We woke early (5:30) and moved west on the Camino. Stopping in Estella for breakfast, we caught Pamplona's Running of the Bulls live on television. All present were glued to the screen. I will need to reread Hemingway's "The Sun Also Rises" after the completion of this journey.
Cats are cared for on the Camino. Along the path, they can often be found stretched out in sunny spots, trolling for pilgrims' attention. The best of them are able to set the hook deep, precipitating an extended massage behind the ears. Temptations are abundant on the Camino.

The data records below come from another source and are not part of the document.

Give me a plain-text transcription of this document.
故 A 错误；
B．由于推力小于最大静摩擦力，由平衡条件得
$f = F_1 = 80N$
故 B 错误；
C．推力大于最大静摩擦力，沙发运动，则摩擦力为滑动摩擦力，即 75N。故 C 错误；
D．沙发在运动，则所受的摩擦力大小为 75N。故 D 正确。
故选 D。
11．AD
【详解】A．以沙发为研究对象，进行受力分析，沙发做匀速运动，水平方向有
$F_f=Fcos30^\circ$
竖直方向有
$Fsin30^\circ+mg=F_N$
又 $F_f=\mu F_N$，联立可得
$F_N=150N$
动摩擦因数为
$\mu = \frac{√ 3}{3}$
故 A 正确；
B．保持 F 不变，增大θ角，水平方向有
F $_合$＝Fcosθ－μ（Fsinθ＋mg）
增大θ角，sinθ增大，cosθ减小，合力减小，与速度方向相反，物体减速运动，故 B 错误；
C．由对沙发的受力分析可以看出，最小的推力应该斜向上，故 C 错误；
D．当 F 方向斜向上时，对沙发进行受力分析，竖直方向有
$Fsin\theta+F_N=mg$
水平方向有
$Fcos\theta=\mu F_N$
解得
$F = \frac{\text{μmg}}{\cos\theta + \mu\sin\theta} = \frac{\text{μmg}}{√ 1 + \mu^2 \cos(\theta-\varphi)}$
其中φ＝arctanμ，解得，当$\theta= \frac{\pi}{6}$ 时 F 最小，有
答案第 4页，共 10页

On the outskirts of Estella, we caught sight of a group pilgrims, many with bottles in their hands. Before reaching them, I noticed one man break free of the herd and stumble away up the path. We had reached the fabled wine fountain. Pilgrims were taking full advantage at eight o'clock in the morning, too early for me to get serious.
Today, Christina and I covered 25.4 kilometers (15+ miles); the final ten was hot. Upon entering Los Arcos, we were turned away by two albergues. La Fuenta had beds. We chose a small room with two female teachers from the Czech Republic.
We spent the evening in the town square, speaking with a Hungarian couple, Daniel and Sophia, and watching a Euro Cup game (Germany vs. France) with a Polish/German couple, Martina and Pedro. In Spain, the evening calls people together.